Interaction with headless mode

If the PFCP path between the BNG-UP and the MAG-c fails and the BNG-UP becomes headless, use the following command to determine the behavior for active FSGs.

configure subscriber-mgmt up-resiliency fate-sharing-group-template path-restoration-state
When using the standby option for this command, the BNG-UP forces all active FSGs to become standby. This avoids any possibility of active/active UP behavior. However, if all the BNG-UPs become headless, for example, because of a routing issue to the MAG-c, all FSGs on all BNG-UPs become standby, and no forwarding is possible.
Note: Nokia recommends leaving this command set to the default (auto). Only enable standby if the network cannot handle the described active/active scenarios and avoidance.
If you use the auto option, the BNG-UP uses an heuristic process to decide whether to keep the FSG as active or move it to standby. The BNG-UP autonomously changes FSGs to standby if any of the following conditions are met:
  • No single network instance is monitored for health.
  • At least one of the monitored network instances indicates health failure.
  • No GARP messages are snooped from another BNG-UP.

This process detects the difference between an isolated BNG-UP becoming headless, or all BNG-UPs becoming headless. When the BNG-UP estimates that all BNG-UPs are headless, it keeps the FSGs active. Alternatively, the BNG-UP keeps FSGs as standby, because the MAG-c activates another BNG-UP.

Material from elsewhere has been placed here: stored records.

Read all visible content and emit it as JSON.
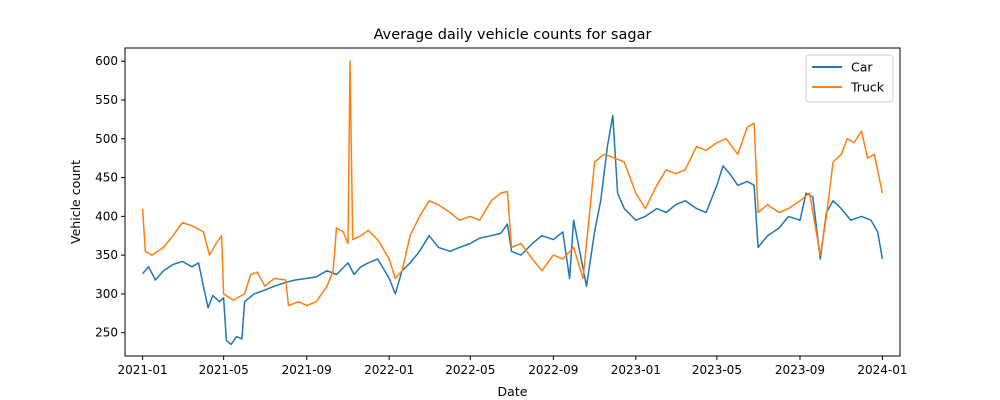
{
  "chart_data": {
    "type": "line",
    "title": "Average daily vehicle counts for sagar",
    "xlabel": "Date",
    "ylabel": "Vehicle count",
    "xlim": [
      "2020-12-06",
      "2024-01-27"
    ],
    "ylim": [
      220,
      617
    ],
    "x_ticks": [
      "2021-01",
      "2021-05",
      "2021-09",
      "2022-01",
      "2022-05",
      "2022-09",
      "2023-01",
      "2023-05",
      "2023-09",
      "2024-01"
    ],
    "x_tick_dates": [
      "2021-01-01",
      "2021-05-01",
      "2021-09-01",
      "2022-01-01",
      "2022-05-01",
      "2022-09-01",
      "2023-01-01",
      "2023-05-01",
      "2023-09-01",
      "2024-01-01"
    ],
    "y_ticks": [
      250,
      300,
      350,
      400,
      450,
      500,
      550,
      600
    ],
    "grid": false,
    "legend_position": "top-right",
    "series": [
      {
        "name": "Car",
        "color": "#1f77b4",
        "points": [
          [
            "2021-01-01",
            326
          ],
          [
            "2021-01-10",
            335
          ],
          [
            "2021-01-20",
            318
          ],
          [
            "2021-02-01",
            330
          ],
          [
            "2021-02-15",
            338
          ],
          [
            "2021-03-01",
            342
          ],
          [
            "2021-03-15",
            335
          ],
          [
            "2021-03-25",
            340
          ],
          [
            "2021-04-01",
            310
          ],
          [
            "2021-04-08",
            282
          ],
          [
            "2021-04-15",
            298
          ],
          [
            "2021-04-25",
            290
          ],
          [
            "2021-05-01",
            295
          ],
          [
            "2021-05-05",
            240
          ],
          [
            "2021-05-12",
            235
          ],
          [
            "2021-05-20",
            245
          ],
          [
            "2021-05-28",
            242
          ],
          [
            "2021-06-01",
            290
          ],
          [
            "2021-06-15",
            300
          ],
          [
            "2021-07-01",
            305
          ],
          [
            "2021-07-15",
            310
          ],
          [
            "2021-08-01",
            315
          ],
          [
            "2021-08-15",
            318
          ],
          [
            "2021-09-01",
            320
          ],
          [
            "2021-09-15",
            322
          ],
          [
            "2021-10-01",
            330
          ],
          [
            "2021-10-15",
            325
          ],
          [
            "2021-11-01",
            340
          ],
          [
            "2021-11-10",
            325
          ],
          [
            "2021-11-20",
            335
          ],
          [
            "2021-12-01",
            340
          ],
          [
            "2021-12-15",
            345
          ],
          [
            "2022-01-01",
            320
          ],
          [
            "2022-01-10",
            300
          ],
          [
            "2022-01-20",
            330
          ],
          [
            "2022-02-01",
            340
          ],
          [
            "2022-02-15",
            355
          ],
          [
            "2022-03-01",
            375
          ],
          [
            "2022-03-15",
            360
          ],
          [
            "2022-04-01",
            355
          ],
          [
            "2022-04-15",
            360
          ],
          [
            "2022-05-01",
            365
          ],
          [
            "2022-05-15",
            372
          ],
          [
            "2022-06-01",
            375
          ],
          [
            "2022-06-15",
            378
          ],
          [
            "2022-06-25",
            390
          ],
          [
            "2022-07-01",
            355
          ],
          [
            "2022-07-15",
            350
          ],
          [
            "2022-08-01",
            365
          ],
          [
            "2022-08-15",
            375
          ],
          [
            "2022-09-01",
            370
          ],
          [
            "2022-09-15",
            380
          ],
          [
            "2022-09-25",
            320
          ],
          [
            "2022-10-01",
            395
          ],
          [
            "2022-10-10",
            355
          ],
          [
            "2022-10-20",
            310
          ],
          [
            "2022-11-01",
            380
          ],
          [
            "2022-11-10",
            420
          ],
          [
            "2022-11-20",
            490
          ],
          [
            "2022-11-28",
            530
          ],
          [
            "2022-12-05",
            430
          ],
          [
            "2022-12-15",
            410
          ],
          [
            "2023-01-01",
            395
          ],
          [
            "2023-01-15",
            400
          ],
          [
            "2023-02-01",
            410
          ],
          [
            "2023-02-15",
            405
          ],
          [
            "2023-03-01",
            415
          ],
          [
            "2023-03-15",
            420
          ],
          [
            "2023-04-01",
            410
          ],
          [
            "2023-04-15",
            405
          ],
          [
            "2023-05-01",
            440
          ],
          [
            "2023-05-10",
            465
          ],
          [
            "2023-05-20",
            455
          ],
          [
            "2023-06-01",
            440
          ],
          [
            "2023-06-15",
            445
          ],
          [
            "2023-06-25",
            440
          ],
          [
            "2023-07-01",
            360
          ],
          [
            "2023-07-15",
            375
          ],
          [
            "2023-08-01",
            385
          ],
          [
            "2023-08-15",
            400
          ],
          [
            "2023-09-01",
            395
          ],
          [
            "2023-09-10",
            430
          ],
          [
            "2023-09-20",
            425
          ],
          [
            "2023-10-01",
            345
          ],
          [
            "2023-10-10",
            405
          ],
          [
            "2023-10-20",
            420
          ],
          [
            "2023-11-01",
            410
          ],
          [
            "2023-11-15",
            395
          ],
          [
            "2023-12-01",
            400
          ],
          [
            "2023-12-15",
            395
          ],
          [
            "2023-12-25",
            380
          ],
          [
            "2024-01-01",
            345
          ]
        ]
      },
      {
        "name": "Truck",
        "color": "#ff7f0e",
        "points": [
          [
            "2021-01-01",
            410
          ],
          [
            "2021-01-05",
            355
          ],
          [
            "2021-01-15",
            350
          ],
          [
            "2021-02-01",
            360
          ],
          [
            "2021-02-15",
            375
          ],
          [
            "2021-03-01",
            392
          ],
          [
            "2021-03-15",
            388
          ],
          [
            "2021-04-01",
            380
          ],
          [
            "2021-04-10",
            350
          ],
          [
            "2021-04-20",
            365
          ],
          [
            "2021-04-28",
            375
          ],
          [
            "2021-05-01",
            300
          ],
          [
            "2021-05-15",
            292
          ],
          [
            "2021-06-01",
            300
          ],
          [
            "2021-06-10",
            325
          ],
          [
            "2021-06-20",
            328
          ],
          [
            "2021-07-01",
            310
          ],
          [
            "2021-07-15",
            320
          ],
          [
            "2021-08-01",
            318
          ],
          [
            "2021-08-05",
            285
          ],
          [
            "2021-08-20",
            290
          ],
          [
            "2021-09-01",
            285
          ],
          [
            "2021-09-15",
            290
          ],
          [
            "2021-10-01",
            310
          ],
          [
            "2021-10-10",
            330
          ],
          [
            "2021-10-15",
            385
          ],
          [
            "2021-10-25",
            380
          ],
          [
            "2021-11-01",
            365
          ],
          [
            "2021-11-04",
            600
          ],
          [
            "2021-11-08",
            370
          ],
          [
            "2021-11-20",
            375
          ],
          [
            "2021-12-01",
            382
          ],
          [
            "2021-12-15",
            370
          ],
          [
            "2022-01-01",
            345
          ],
          [
            "2022-01-10",
            320
          ],
          [
            "2022-01-20",
            330
          ],
          [
            "2022-02-01",
            375
          ],
          [
            "2022-02-15",
            400
          ],
          [
            "2022-03-01",
            420
          ],
          [
            "2022-03-15",
            415
          ],
          [
            "2022-04-01",
            405
          ],
          [
            "2022-04-15",
            395
          ],
          [
            "2022-05-01",
            400
          ],
          [
            "2022-05-15",
            395
          ],
          [
            "2022-06-01",
            420
          ],
          [
            "2022-06-15",
            430
          ],
          [
            "2022-06-25",
            432
          ],
          [
            "2022-07-01",
            360
          ],
          [
            "2022-07-15",
            365
          ],
          [
            "2022-08-01",
            345
          ],
          [
            "2022-08-15",
            330
          ],
          [
            "2022-09-01",
            350
          ],
          [
            "2022-09-15",
            345
          ],
          [
            "2022-10-01",
            360
          ],
          [
            "2022-10-15",
            320
          ],
          [
            "2022-11-01",
            470
          ],
          [
            "2022-11-15",
            480
          ],
          [
            "2022-12-01",
            475
          ],
          [
            "2022-12-15",
            470
          ],
          [
            "2023-01-01",
            430
          ],
          [
            "2023-01-15",
            410
          ],
          [
            "2023-02-01",
            440
          ],
          [
            "2023-02-15",
            460
          ],
          [
            "2023-03-01",
            455
          ],
          [
            "2023-03-15",
            460
          ],
          [
            "2023-04-01",
            490
          ],
          [
            "2023-04-15",
            485
          ],
          [
            "2023-05-01",
            495
          ],
          [
            "2023-05-15",
            500
          ],
          [
            "2023-06-01",
            480
          ],
          [
            "2023-06-15",
            515
          ],
          [
            "2023-06-25",
            520
          ],
          [
            "2023-07-01",
            405
          ],
          [
            "2023-07-15",
            415
          ],
          [
            "2023-08-01",
            405
          ],
          [
            "2023-08-15",
            410
          ],
          [
            "2023-09-01",
            420
          ],
          [
            "2023-09-15",
            430
          ],
          [
            "2023-10-01",
            350
          ],
          [
            "2023-10-10",
            400
          ],
          [
            "2023-10-20",
            470
          ],
          [
            "2023-11-01",
            480
          ],
          [
            "2023-11-10",
            500
          ],
          [
            "2023-11-20",
            495
          ],
          [
            "2023-12-01",
            510
          ],
          [
            "2023-12-10",
            475
          ],
          [
            "2023-12-20",
            480
          ],
          [
            "2024-01-01",
            430
          ]
        ]
      }
    ]
  }
}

The heuristic check of network health determines if the failure is a more generic network failure, which is more likely to be BNG-UP local (for example, a network link failure). If the PFCP fails but the local network is fine, the failure is probably central, and all BNG-UPs became headless. In addition, if the network link is down the system probably cannot forward the session traffic anyway.

The heuristic check of GARP snooping is used to determine if another BNG-UP became active while this UP is headless. If another BNG-UP sends a GARP message this means it was updated by the MAG-c to become active, which in turns means it cannot be headless. Because of this it can be estimated that the headless mode is contained to a single node and it is safe to become standby.

These heuristic checks are best-effort and may fail to detect active/active conditions. However, by correctly setting routing metrics to differentiate between the fsg-active and fsg-active-path-restoration options, you can avoid the worst of active/active scenarios. By giving the headless BNG-UP a worse metric or preference, only the non-headless active BNG-UP draws downlink traffic. The headless BNG-UP may still erroneously answer ARP requests and update forwarding databases in the access node for the FSG virtual MAC. However, typically this is quickly corrected by downlink traffic using the vMAC as the source MAC address, coming from the non-headless BNG-UP.

The following are other risks of active/active scenarios:
  • When the aggregation network replicates unknown unicast packets to both BNG-UPs, it forwards these packets twice, leading to duplicate packets in the network. However, it is unlikely that the FSG virtual MAC is ever an unknown MAC. To further reduce the risk, disable unicast replication.
  • Exact QoS enforcement is not guaranteed in this situation.

The standby FSGs remain as-is during headless conditions. Whichever option you use (standby or auto), the BNG-UP reverts the FSG state to active after the headless condition is no longer valid.